Depuis quelques jours, les murs des grandes artères de la ville de Tanger au nord du Maroc ne sont plus les mêmes. À leur peinture blanche et bleu pâle habituelle se sont ajoutées des affiches truffées de messages moralisateurs, «signatures des organisations islamistes les plus extrémistes». Retour sur une affaire pleine de mystère. À quelques semaines du début du mois sacré de Ramadan au Maroc, les «brigadiers de la vertu», appelés ainsi par les Tangérois pour leur fanatisme déclaré, ont fait leur grand come-back dans la ville du détroit, située dans la pointe nord du royaume.
Dans une action visiblement coordonnée, qui a commencé dès dimanche 28 mars dernier, ces mystérieux placardeurs ont collé sur les murs et les poteaux d’électricité des grands quartiers de Tanger, de nombreux tracts «à caractère extrémiste». «Haro sur les parents qui permettent à n’importe qui de jouir des attraits de leurs filles qui se dévoilent et montrent leurs charmes dans la voie publique», ont-ils écrit sur l’une de leurs affiches. Ils affirment vouloir ainsi dénoncer «l’atteinte à la pudeur et à la religion». Ces «indignés» appellent aussi les parents incriminés à ramener leurs «enfants égarés au droit chemin» sous peine de représailles divines. Leur message va encore plus loin, signifiant clairement à ceux qui ne se soumettent pas «à la voix de la sagesse» qu’ils sont «sans honneur, sans vergogne et sans religion».
«Les rues sont devenues des lieux de pornographie et de débauche où des filles âgées à peine de 13 ans ainsi que d’autres en âge d’être mariées déambulent en pantalons courts et serrés. Même leurs sous-vêtements sont exhibés aux yeux de tous… Félicitations donc à tous ceux qui font de leurs femmes et de leurs filles une marchandise bon marché exposée dans les rues et sur les trottoirs», ironisent les auteurs dans l’une des affiches.
Dans une autre, ils s’attaquent aux coaches des salles de sports qui, affirment-ils, «détournent les jeunes des mosquées». De tels jugements ont très vite enflammé les réseaux sociaux le soir même de leur apparition soudaine, créant une vague de colère qui continue de déferler sur la Toile. «Des affiches daéchiennes* dans la ville de Tanger ce matin», décrit cet internaute dont la publication a été commentée plus d’une centaine de fois.
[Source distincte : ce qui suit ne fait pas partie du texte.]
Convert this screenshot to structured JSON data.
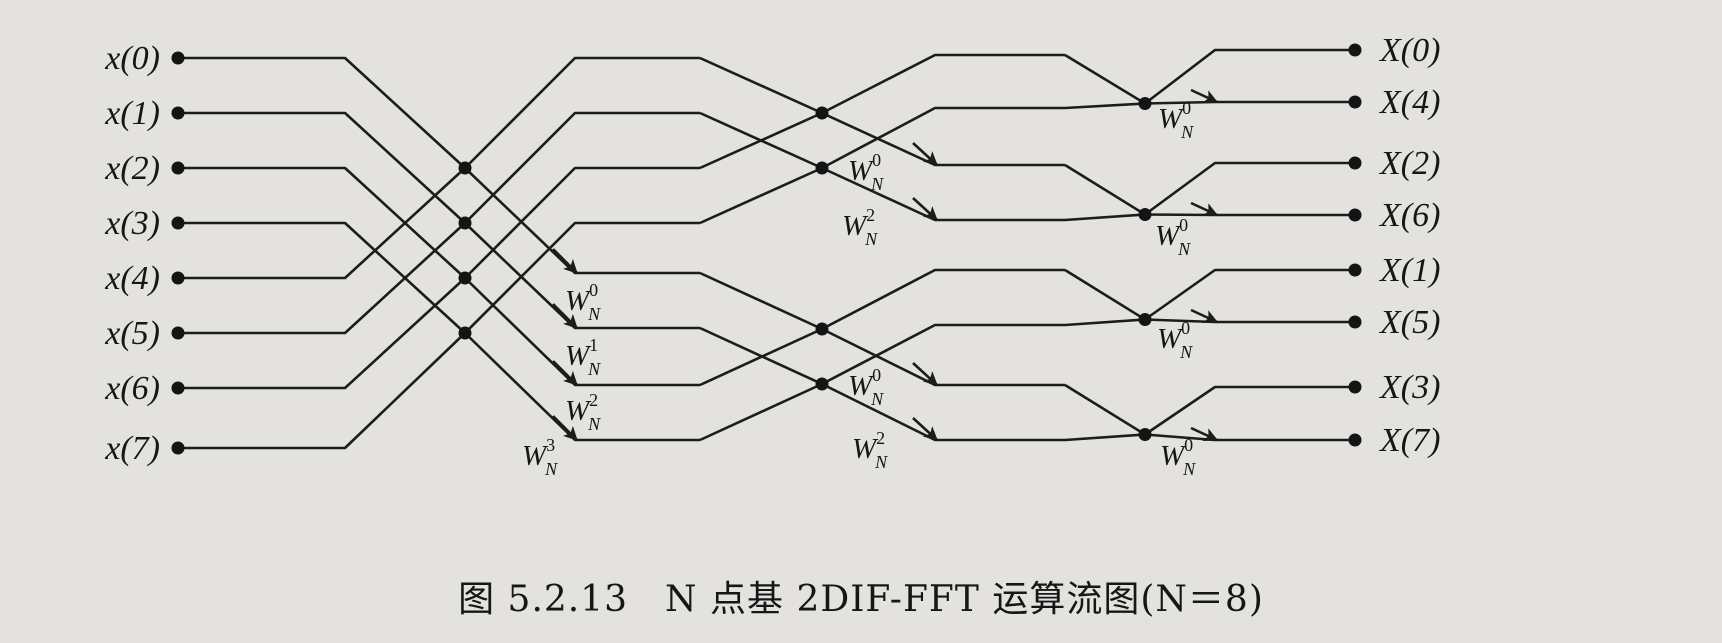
{
  "inputs": [
    "x(0)",
    "x(1)",
    "x(2)",
    "x(3)",
    "x(4)",
    "x(5)",
    "x(6)",
    "x(7)"
  ],
  "outputs": [
    "X(0)",
    "X(4)",
    "X(2)",
    "X(6)",
    "X(1)",
    "X(5)",
    "X(3)",
    "X(7)"
  ],
  "twiddle_base": "W",
  "twiddle_sub": "N",
  "twiddles": {
    "stage1": [
      "0",
      "1",
      "2",
      "3"
    ],
    "stage2": [
      "0",
      "2",
      "0",
      "2"
    ],
    "stage3": [
      "0",
      "0",
      "0",
      "0"
    ]
  },
  "caption": "图 5.2.13　N 点基 2DIF-FFT 运算流图(N＝8)"
}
S’invitant dans la polémique, le collectif marocain «Mouvement alternatif pour les libertés individuelles» (M.A.L.I) a également fait part de son indignation.
Dans leur grande majorité, les internautes marocains ayant réagi à «ces provocations» estiment que la tenue vestimentaire d’une femme relève de sa liberté individuelle. Ils condamnent donc, fermement, les messages «misogynes» et «obscurantistes» véhiculés par les auteurs de ces tracts. Dans la foulée, certains ont applaudi chaleureusement les messages muraux, sans qu’il soit possible de savoir s’ils avaient pris part active, ou pas, à la campagne d’affichage. «Il ne s’agit pas d’affiches extrémistes. Il est juste question de prêches religieux à l’adresse des ignorants […].
Pour être honnête, je n’ai jamais vu une ville marocaine où la nudité, le dévergondage, la débauche et l’absence de masculinité sont aussi fréquents qu’à Tanger et à Casablanca. Les hommes de cette ville ne sont pas jaloux pour leurs sœurs ou leurs filles, les mères ne conseillent pas leurs filles et celles-ci ne sont pas conscientes que leur seule et unique raison de vivre est l’adoration du Dieu tout-puissant», peut-on lire sur cette page Facebook, qui publie régulièrement des messages à vocation religieuse.
Cette publication illustre néanmoins les échos favorables qu’ont recueillis ces affiches auprès d’autres internautes.
Pour Abdellah Rami, chercheur marocain spécialiste des mouvements islamistes interrogé par Sputnik, ce type de discours relève de «l’islamisme salafiste qui verse dans l’extrémisme rigoriste». Selon lui, le partage des photos des affiches sur les réseaux sociaux a surtout eu un effet amplificateur du phénomène. Le chercheur ajoute que ce genre de dérapage ressort, par moments, dans les rues des villes de Tanger et Tétouan. «Ce sont certes des vagues éphémères, mais cette fois, le bouchon a été poussé un peu loin».